Observer based input estimation approaches for seeker filtering

The paper investigates the possibilities of filtering base motion disturbance in a missile seeker from the target sight line rate (guidance) signal using observer based approaches. Unlike conventional Kalman filter based approaches, where the target kinematics is assumed as the plant description, the seeker dynamics with its track and stabilization loops are considered as the plant and the platform motion is considered as a known input. Two observer-based approaches are described. In order to make the complex plant with nonlinearities and delay amenable to the linear observer theory, a simplified essential model of the seeker is used. First, the concept of a high-gain observer (JHG) and its use as an estimator of unknown input are introduced.
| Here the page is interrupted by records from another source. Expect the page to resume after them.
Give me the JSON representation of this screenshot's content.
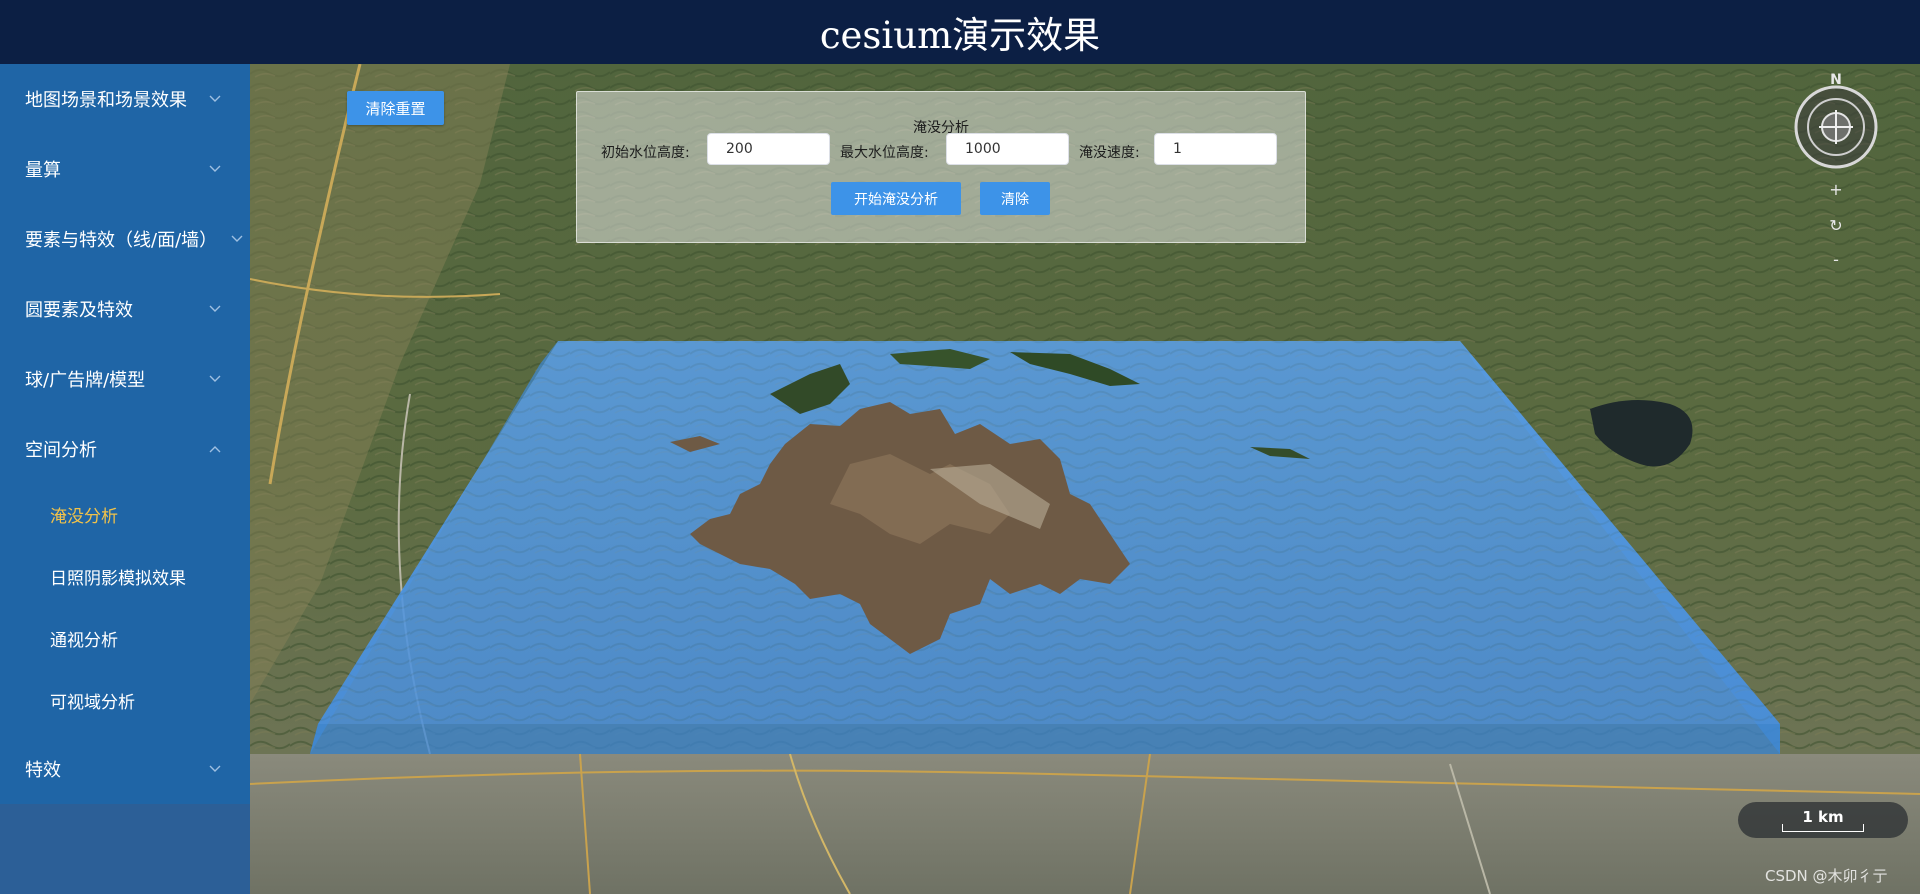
{
  "header": {
    "title": "cesium演示效果"
  },
  "sidebar": {
    "menu": [
      {
        "label": "地图场景和场景效果",
        "expanded": false
      },
      {
        "label": "量算",
        "expanded": false
      },
      {
        "label": "要素与特效（线/面/墙）",
        "expanded": false
      },
      {
        "label": "圆要素及特效",
        "expanded": false
      },
      {
        "label": "球/广告牌/模型",
        "expanded": false
      },
      {
        "label": "空间分析",
        "expanded": true
      },
      {
        "label": "特效",
        "expanded": false
      }
    ],
    "submenu": [
      {
        "label": "淹没分析",
        "active": true
      },
      {
        "label": "日照阴影模拟效果",
        "active": false
      },
      {
        "label": "通视分析",
        "active": false
      },
      {
        "label": "可视域分析",
        "active": false
      }
    ]
  },
  "toolbar": {
    "reset_label": "清除重置"
  },
  "flood_panel": {
    "title": "淹没分析",
    "initial_height_label": "初始水位高度:",
    "initial_height_value": "200",
    "max_height_label": "最大水位高度:",
    "max_height_value": "1000",
    "speed_label": "淹没速度:",
    "speed_value": "1",
    "start_label": "开始淹没分析",
    "clear_label": "清除"
  },
  "navigation": {
    "north_label": "N",
    "zoom_in": "+",
    "reset": "↻",
    "zoom_out": "-"
  },
  "scale": {
    "label": "1 km"
  },
  "watermark": "CSDN @木卯彳亍",
  "colors": {
    "header_bg": "#0c1f44",
    "sidebar_bg": "#1f65a6",
    "active_item": "#f1c24a",
    "button": "#3d93e8",
    "water": "#4a96e6"
  }
}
It has been shown that with proper choice of observer excitation signals and a robust pole assignment technique, a very simple observer structure is possible - which neither needs the platform motion signal nor is sensitive to stabilization loop parameters and nonlinearities. Further, it is also possible to reduce the effective lag due to the track loop. A PI-type state observer, called JPI, is studied next where the target sight line rate (SLR) becomes a state, rather than the input. A simple trade-off mechanism is introduced which balances the requirements for fast tracking and sensitivity to measurement noise, in a manner akin to Kalman filtering. Finally, the relative merits of the modified observer based seeker filters as compared to conventional loop decoupling (Garnell Type) approaches are discussed. It is argued that the type of filtering proposed may relax the electromechanical base motion isolation requirement.